Kerr returned to Bernie 11 more times:
The One From the Other – Berlin, 1949: Bernie heads for Munich when his work with the SS in the Ukraine make him a target for Nazi hunters.
A Quiet Flame – Buenos Aires, 1950: Bernie heads to Argentina where many ex-Nazis find a home under the Peron regime.
If The Dead Rise Not – Berlin, 1934: Kerr takes Bernie back in time to Berlin and the preparation for the 1936 Olympics.
Field Gray - USSR and the Eastern Front 1941-44: Bernie has to use all of his formidable powers to break free of the SS and its killing fields in the East.
Prague Fatale – Berlin/Prague, 1941: Bernie has to play up to his old friend Heydrich who thinks people are trying to kill him.
A Man Without Breath – Berlin, 1943: Bernie must investigate the massacre of Polish troops for his new friend, Josef Goebbels.
The Lady From Zagreb – Summer 1942: Bernie gets to work for Goebbels again in tracking down the father of a new Nazi cinema starlet.
The Other Side of Silence – The French Riviera 1956: Bernie is now a hotel concierge, and the series is getting a little worn.
Prussian Blue – The French Riviera, 1956, again: Bernie is found by the head of the East German Stasi and blackmailed into becoming an assassin.
Greeks Bearing Gifts – Munich/Athens, 1956: Bernie goes to Greece but not to visit the sites - he's on a deadly serious job that could be his last.
Then out of the blue, I learn that Kerr is dead, at 62, of bladder cancer. I was very sad. There are not many authors I have followed and read as closely as I did Philip Kerr. Every new book was bought and savored. I even listened to a few of those I had especially liked reading and let me add that the narrator of this series is one of the best in the business, John Lee. If you liked any of Kerr's books, download the audio version and enjoy your commute or workout.
As someone who has read all of Kerr's Gunther books, I came to feel as if Bernie were an old pal, a boyhood friend and that it wasn't Kerr who died but Bernie. I missed him and his sardonic wit, his deep calm while staring at a Luger pointed at his always all-too-young heart, his way of rolling with the bombs tossed his way by a wake of the deadliest demons west of a gulag. Bernie was fun and always surprising. He was the kind of pal you could turn to at 3 a.m. and find whatever your dreams could handle.
Then, I read that Bernie isn't dead. He's coming back, one last time. Kerr penned the book before taking that final trip to the coroner's.
Metropolis - Berlin 1928: Kerr returns to the beginning of Bernie's career for the end of the series.

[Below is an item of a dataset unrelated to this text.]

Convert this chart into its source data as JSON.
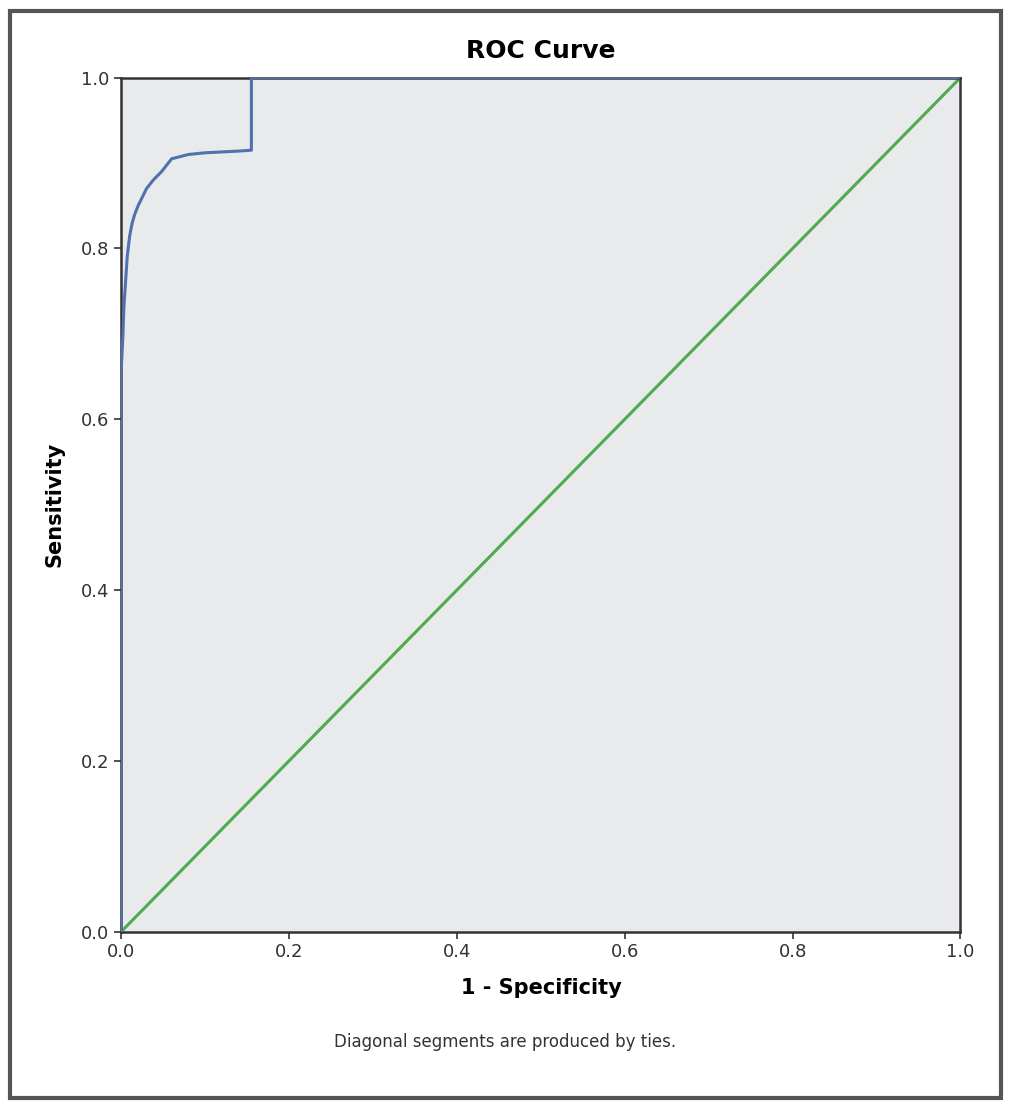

I buy it, I download it (yeah, I'm OK with it) and - that's it. I can't break it open. I mean, what would you do if you had a date with one of your best buddies, but you knew - you knew! - that when you saw him and spent some time with him that it would be the last time you ever saw him. Do you rush into it, call him and head out for the nearest rathskeller? Or do you delay the inevitable because you know that every day you wait is another day you have Bernie alive and well?
It's been a while now and I still haven't opened Metropolis. In the meantime, I think, why hasn't some enterprising producer made Bernie into a great TV series? Can we get a Swedish company to do it - the same one that did the Wallander series? Or maybe the German one that did Berlin Babylon?
I know, all this is just an excuse, just a way to delay the inevitable.
Can you give me just a little more time?